I want to encourage you to read Travis’ powerful challenge and to respond in obedience by asking God to open your eyes to such opportunities and to empower you to reach out to those individuals who are aliens and foreigners in your own communities and neighborhoods. God is bringing the world to us! Are we responding to the opportunities that He has placed right outside our own doors?
Becoming a Welcomer Missionary
Acts 1:8b says “and you will be my witnesses in Jerusalem, and in all Judea and Samaria, and to the ends of the earth.” This is a call for all believers to be a global Christian. We certainly don’t all need to go to a foreign country to have a significant part in being a global Christian. We in the U.S. have a very unique opportunity to help evangelize many of the unreached/least reached peoples without even leaving our home states.

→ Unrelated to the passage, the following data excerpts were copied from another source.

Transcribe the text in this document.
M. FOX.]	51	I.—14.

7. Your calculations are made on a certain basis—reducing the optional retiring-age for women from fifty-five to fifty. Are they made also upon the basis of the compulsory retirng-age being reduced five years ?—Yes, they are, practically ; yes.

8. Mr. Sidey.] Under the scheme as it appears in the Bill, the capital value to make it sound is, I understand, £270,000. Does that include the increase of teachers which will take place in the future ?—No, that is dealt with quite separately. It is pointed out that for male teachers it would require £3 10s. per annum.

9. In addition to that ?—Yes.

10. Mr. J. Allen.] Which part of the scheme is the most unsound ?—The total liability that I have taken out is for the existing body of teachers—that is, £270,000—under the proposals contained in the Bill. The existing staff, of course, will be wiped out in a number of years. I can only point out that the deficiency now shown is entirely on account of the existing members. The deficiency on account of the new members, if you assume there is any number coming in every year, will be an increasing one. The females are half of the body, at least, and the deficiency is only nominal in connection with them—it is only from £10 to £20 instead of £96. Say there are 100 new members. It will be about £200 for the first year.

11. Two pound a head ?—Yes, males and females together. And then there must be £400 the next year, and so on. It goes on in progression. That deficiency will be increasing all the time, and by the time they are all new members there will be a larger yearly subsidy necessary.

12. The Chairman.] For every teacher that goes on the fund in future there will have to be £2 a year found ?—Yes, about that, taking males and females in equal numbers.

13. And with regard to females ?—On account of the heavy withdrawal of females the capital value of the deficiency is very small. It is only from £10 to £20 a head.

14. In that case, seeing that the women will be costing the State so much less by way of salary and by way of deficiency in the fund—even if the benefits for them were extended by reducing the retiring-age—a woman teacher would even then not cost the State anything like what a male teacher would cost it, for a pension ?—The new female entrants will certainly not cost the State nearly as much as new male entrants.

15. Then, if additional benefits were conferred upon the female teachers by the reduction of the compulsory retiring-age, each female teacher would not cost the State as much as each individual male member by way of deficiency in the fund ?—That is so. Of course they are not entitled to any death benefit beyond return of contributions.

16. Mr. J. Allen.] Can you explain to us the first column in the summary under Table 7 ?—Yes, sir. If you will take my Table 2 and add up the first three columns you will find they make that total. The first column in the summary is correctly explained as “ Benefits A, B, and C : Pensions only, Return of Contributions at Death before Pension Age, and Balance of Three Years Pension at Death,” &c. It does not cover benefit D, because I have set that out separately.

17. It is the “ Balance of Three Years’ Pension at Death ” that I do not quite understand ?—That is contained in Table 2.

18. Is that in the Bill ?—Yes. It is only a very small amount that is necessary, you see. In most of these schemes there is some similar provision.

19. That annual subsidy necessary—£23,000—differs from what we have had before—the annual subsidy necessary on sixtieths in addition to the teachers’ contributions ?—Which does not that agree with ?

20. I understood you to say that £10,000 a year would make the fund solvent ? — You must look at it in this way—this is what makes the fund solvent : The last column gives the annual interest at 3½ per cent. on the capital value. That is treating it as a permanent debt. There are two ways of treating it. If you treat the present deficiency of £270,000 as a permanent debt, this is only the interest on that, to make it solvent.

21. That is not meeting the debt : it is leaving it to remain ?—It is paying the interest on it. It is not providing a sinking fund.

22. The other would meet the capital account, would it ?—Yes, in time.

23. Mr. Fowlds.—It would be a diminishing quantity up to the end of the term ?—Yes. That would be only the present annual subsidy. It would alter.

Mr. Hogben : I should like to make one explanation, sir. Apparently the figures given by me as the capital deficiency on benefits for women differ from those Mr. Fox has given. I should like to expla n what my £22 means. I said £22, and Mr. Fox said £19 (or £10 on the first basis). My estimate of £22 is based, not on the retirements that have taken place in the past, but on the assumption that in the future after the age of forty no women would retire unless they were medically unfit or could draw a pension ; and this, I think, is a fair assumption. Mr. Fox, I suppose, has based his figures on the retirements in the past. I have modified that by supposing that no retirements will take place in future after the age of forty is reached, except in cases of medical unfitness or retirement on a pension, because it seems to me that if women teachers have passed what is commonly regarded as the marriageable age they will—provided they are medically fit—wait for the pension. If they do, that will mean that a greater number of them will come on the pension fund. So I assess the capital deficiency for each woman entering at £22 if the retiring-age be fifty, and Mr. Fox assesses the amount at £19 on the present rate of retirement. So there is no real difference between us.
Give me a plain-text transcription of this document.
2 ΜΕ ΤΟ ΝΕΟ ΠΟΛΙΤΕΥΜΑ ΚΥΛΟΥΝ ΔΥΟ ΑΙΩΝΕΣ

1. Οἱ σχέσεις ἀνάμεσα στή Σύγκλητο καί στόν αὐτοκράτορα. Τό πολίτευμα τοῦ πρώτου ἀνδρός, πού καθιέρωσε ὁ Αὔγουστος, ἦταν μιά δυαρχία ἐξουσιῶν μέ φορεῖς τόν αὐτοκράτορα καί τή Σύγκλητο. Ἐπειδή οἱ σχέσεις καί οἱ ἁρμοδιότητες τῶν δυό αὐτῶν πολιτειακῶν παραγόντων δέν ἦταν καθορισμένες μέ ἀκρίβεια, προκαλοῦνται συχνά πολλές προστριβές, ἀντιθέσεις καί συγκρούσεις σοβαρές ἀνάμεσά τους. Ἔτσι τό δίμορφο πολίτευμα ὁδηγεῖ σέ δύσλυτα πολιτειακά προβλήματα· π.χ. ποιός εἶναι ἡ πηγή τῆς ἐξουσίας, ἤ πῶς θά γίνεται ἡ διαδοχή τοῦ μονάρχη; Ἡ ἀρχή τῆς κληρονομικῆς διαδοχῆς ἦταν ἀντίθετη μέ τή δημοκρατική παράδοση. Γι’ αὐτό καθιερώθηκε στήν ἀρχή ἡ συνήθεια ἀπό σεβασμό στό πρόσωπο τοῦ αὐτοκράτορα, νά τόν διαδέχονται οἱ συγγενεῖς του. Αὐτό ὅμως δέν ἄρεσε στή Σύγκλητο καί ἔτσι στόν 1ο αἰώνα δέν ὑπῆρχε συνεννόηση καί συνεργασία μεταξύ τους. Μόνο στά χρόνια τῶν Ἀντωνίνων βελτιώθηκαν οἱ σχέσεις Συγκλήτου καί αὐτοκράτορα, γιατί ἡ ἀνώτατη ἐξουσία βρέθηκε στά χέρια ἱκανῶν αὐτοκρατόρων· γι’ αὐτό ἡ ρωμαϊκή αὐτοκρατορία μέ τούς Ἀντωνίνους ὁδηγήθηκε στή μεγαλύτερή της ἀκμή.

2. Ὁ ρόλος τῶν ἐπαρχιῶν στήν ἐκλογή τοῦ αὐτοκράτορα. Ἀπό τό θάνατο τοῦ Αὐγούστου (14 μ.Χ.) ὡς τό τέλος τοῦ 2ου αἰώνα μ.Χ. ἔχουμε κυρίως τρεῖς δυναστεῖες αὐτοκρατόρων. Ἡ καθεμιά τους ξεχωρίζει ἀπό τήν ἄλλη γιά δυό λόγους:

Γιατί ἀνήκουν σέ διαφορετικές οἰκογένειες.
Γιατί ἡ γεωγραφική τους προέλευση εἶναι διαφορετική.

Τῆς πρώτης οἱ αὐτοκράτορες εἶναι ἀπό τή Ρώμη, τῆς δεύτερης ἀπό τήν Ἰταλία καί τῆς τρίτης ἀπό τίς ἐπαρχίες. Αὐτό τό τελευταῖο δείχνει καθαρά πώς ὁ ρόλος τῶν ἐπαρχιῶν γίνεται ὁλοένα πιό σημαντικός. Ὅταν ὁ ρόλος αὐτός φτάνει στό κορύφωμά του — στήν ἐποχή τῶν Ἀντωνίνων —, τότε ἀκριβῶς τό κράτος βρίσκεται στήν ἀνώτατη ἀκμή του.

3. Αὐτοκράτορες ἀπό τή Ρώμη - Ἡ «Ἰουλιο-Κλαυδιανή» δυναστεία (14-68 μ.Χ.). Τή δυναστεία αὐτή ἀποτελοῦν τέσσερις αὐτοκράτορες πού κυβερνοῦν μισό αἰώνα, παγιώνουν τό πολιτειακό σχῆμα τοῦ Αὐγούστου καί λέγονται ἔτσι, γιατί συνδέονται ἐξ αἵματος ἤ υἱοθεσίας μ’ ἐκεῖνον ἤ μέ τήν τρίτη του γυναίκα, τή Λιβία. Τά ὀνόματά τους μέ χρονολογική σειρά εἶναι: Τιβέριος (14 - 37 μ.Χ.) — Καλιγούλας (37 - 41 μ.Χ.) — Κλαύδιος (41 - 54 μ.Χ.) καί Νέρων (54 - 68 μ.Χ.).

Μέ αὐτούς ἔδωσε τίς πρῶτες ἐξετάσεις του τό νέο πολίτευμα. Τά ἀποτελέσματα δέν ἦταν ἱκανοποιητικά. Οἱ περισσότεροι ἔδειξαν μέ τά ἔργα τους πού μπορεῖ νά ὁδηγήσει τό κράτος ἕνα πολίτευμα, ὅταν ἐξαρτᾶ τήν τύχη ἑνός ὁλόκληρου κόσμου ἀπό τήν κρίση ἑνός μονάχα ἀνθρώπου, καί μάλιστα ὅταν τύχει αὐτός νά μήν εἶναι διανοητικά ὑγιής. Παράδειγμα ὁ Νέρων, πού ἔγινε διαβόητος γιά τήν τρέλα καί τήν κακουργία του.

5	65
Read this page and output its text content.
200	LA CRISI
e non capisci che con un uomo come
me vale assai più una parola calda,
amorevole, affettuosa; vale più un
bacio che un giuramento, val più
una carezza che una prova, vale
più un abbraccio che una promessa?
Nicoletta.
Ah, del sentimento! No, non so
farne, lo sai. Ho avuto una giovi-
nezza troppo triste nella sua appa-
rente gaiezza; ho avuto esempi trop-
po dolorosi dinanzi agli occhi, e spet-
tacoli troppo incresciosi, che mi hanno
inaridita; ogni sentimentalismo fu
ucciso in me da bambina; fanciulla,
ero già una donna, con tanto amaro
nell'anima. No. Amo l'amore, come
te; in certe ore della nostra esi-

According to Institute of International Education Open Doors report, there are more than 900,000 international students in the U.S. An estimated 62% are from sixty eight 10/40 window countries. These are countries in North Africa, the Middle East, and across Asia. These areas are also some of the most difficult for western missionaries to go. These are the countries where the bulk of the least evangelized people live.
I recently heard the founder and international director of The Traveling Team, Dr. Todd Ahrend, speak about habits all believers can have in being effective global Christians. One way is to be a “Welcomer” to these international students within our own country. We don’t even need to learn their native language or travel to their home country.
As an example, Todd shared the following testimony of one way we can be an effective welcomer and share the love of Christ at the same time.
Todd was friends with a young man named Hudson who was heading into his senior year at a college in Arkansas. Hudson had a tough choice to make for his senior year. He could have his own apartment off campus, with a refrigerator and all the freedoms that come with having your own place or-he could live in the international dorm and have a ministry there. Through prayer and talks with Todd, Hudson determined the Lord wanted him to live in the international dorm and have a ministry. The ministry the Lord had given Hudson was simple: he would open the door of his dorm room and pop popcorn. The aroma would draw students in. One particular student from China, nicknamed Sam, became good friends with Hudson. Through this relationship, Sam came to know Christ and was baptized at the church Todd and Hudson attended. Sam led his mom to the Lord during a visit to China over his spring break. He also recruited a mission team from Todd and Hudson’s church to travel to China after he graduated. Sam’s father came to know the Lord during this trip. Sam now serves the Lord back in China bringing the gospel to his own people. This was possible because Hudson made the choice to be a global Christian in the place right where God had him. He only needed to be available and willing, and be able to pop popcorn.
Why reach out to internationals?
~80% will return to their countries having never been invited to an American home.
~40% of the world's 220 Heads of State once studied in the US.
~Only 10% of these students are reached by ministries while in the U.S.
I encourage you to find ways to be relational with the internationals that live around you. Age should not be a barrier. Every age group enjoys ice cream, popcorn, and conversation. Be creative, willing and available and the Lord will fill in the blanks.